O que a fase de teste de 2026 exige do contribuinte

O desenho da fase de teste está na Lei Complementar nº 214, de 16 de janeiro de 2025. O art. 343 fixa a alíquota estadual de 0,1% para o IBS nos fatos geradores ocorridos entre 1º de janeiro e 31 de dezembro de 2026. O art. 346 fixa a alíquota de 0,9% para a CBS no mesmo período. O art. 348 estabelece que o montante recolhido será compensado, no mesmo período de apuração, com o valor devido de PIS e Cofins, e que, na ausência de débitos suficientes, o valor poderá ser compensado com qualquer outro tributo federal ou ressarcido em até sessenta dias mediante requerimento.

O § 1º do art. 348 é o dispositivo que define a rotina de 2026: o sujeito passivo que cumprir as obrigações acessórias previstas na legislação fica dispensado do recolhimento. O § 2º mantém devidas, por inteiro, as contribuições que a CBS substituirá a partir de 2027. O resultado é uma operação com dois regimes simultâneos: o sistema atual continua produzindo efeito financeiro, e o sistema novo produz apenas informação.

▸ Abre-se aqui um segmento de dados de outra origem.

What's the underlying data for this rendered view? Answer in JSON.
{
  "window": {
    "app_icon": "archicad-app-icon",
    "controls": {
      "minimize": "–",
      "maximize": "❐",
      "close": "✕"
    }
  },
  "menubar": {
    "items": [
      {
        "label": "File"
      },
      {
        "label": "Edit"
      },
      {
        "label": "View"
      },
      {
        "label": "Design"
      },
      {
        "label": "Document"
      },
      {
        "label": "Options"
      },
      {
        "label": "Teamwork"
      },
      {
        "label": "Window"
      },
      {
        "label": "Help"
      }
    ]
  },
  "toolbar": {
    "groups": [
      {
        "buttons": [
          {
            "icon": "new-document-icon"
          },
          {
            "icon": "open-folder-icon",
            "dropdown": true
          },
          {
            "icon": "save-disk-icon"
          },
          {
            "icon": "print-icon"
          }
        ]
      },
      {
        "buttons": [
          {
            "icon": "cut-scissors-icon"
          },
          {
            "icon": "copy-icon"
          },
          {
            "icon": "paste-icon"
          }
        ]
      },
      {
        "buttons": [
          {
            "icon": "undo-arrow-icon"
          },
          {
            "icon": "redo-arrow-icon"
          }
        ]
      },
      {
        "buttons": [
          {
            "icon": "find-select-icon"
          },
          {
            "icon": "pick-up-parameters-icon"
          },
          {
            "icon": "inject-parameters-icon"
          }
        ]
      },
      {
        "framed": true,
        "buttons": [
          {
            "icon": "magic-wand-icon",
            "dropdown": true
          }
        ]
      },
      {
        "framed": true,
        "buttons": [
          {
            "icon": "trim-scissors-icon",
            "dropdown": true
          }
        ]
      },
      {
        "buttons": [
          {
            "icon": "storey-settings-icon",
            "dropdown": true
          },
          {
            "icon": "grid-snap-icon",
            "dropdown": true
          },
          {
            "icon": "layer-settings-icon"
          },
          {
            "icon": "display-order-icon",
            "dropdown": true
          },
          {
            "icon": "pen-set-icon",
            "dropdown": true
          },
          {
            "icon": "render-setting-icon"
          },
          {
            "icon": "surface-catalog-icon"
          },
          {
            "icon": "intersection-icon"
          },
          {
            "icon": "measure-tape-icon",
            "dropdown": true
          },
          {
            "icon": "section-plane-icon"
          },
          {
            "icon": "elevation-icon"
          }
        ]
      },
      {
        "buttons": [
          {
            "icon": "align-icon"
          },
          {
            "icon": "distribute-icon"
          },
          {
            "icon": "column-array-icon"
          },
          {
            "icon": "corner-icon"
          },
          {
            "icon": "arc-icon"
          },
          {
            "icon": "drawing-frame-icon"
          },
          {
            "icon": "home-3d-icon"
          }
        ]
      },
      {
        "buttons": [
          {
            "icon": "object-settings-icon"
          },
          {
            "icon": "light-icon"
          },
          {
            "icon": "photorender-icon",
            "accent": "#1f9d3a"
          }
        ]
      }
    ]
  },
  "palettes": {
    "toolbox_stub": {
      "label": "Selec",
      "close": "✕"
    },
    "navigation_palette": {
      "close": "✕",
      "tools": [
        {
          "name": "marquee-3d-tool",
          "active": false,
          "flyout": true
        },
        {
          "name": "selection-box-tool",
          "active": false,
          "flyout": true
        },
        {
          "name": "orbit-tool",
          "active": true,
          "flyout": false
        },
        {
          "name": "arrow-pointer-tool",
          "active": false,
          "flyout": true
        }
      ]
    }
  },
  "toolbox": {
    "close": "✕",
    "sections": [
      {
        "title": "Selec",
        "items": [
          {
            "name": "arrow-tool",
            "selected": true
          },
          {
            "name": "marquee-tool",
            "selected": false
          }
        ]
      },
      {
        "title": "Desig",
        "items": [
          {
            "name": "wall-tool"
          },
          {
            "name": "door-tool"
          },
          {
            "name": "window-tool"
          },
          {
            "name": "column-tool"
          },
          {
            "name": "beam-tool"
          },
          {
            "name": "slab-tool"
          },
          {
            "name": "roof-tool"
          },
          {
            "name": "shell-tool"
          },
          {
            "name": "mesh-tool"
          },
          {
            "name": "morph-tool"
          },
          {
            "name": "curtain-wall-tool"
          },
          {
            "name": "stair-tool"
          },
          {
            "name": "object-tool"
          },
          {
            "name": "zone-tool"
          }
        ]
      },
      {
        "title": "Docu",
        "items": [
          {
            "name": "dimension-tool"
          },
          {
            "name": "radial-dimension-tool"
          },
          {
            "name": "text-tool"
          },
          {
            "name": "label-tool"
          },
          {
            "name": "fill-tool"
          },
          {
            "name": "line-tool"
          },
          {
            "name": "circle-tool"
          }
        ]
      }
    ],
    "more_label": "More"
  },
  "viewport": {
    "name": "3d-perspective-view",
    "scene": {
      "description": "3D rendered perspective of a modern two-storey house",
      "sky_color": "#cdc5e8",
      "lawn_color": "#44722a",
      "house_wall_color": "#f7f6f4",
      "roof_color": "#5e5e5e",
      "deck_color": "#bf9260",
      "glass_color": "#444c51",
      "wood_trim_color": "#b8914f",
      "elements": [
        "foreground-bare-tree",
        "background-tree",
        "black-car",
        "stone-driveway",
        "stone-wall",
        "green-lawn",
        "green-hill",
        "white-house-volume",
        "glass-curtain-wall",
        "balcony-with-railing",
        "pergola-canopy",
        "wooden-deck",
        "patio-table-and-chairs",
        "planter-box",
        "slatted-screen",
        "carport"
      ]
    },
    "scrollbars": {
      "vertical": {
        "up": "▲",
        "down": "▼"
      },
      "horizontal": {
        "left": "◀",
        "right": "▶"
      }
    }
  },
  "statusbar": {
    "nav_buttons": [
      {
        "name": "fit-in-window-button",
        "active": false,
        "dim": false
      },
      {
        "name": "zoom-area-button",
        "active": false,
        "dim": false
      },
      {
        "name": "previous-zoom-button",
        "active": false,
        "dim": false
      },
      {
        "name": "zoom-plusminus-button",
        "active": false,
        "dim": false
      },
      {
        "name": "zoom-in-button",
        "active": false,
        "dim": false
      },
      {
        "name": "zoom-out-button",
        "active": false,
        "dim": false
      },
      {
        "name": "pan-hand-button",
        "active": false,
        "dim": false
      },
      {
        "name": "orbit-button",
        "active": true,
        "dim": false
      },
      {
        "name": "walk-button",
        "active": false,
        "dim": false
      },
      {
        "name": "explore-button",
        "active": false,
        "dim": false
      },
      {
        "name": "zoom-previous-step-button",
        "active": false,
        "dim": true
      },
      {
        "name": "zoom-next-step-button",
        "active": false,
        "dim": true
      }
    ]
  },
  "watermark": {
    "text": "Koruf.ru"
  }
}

O Ato Conjunto RFB/CGIBS nº 1, de 22 de dezembro de 2025, detalhou o que essa informação precisa conter e registrou que, ao longo de 2026, a apuração do IBS e da CBS tem caráter meramente informativo, sem efeitos tributários, condicionada ao cumprimento das obrigações acessórias. Entre elas está a emissão de documento fiscal eletrônico com destaque dos dois tributos, individualizado por operação, nos leiautes definidos em nota técnica.

A palavra que carrega o risco é "condicionada". A dispensa do recolhimento não é automática. É a contrapartida de uma obrigação de informar que se cumpre documento a documento, item a item, e não no fechamento do período.

Por que a apuração paralela em planilha falha?

A apuração paralela em planilha falha porque o dado que a fiscalização vai examinar não é o cálculo interno da empresa, e sim o que foi transmitido no XML de cada documento fiscal. A planilha reconstrói o valor a partir da base do ERP. A administração tributária monta a apuração a partir dos documentos autorizados. São duas fontes distintas, e a divergência entre elas não aparece na planilha.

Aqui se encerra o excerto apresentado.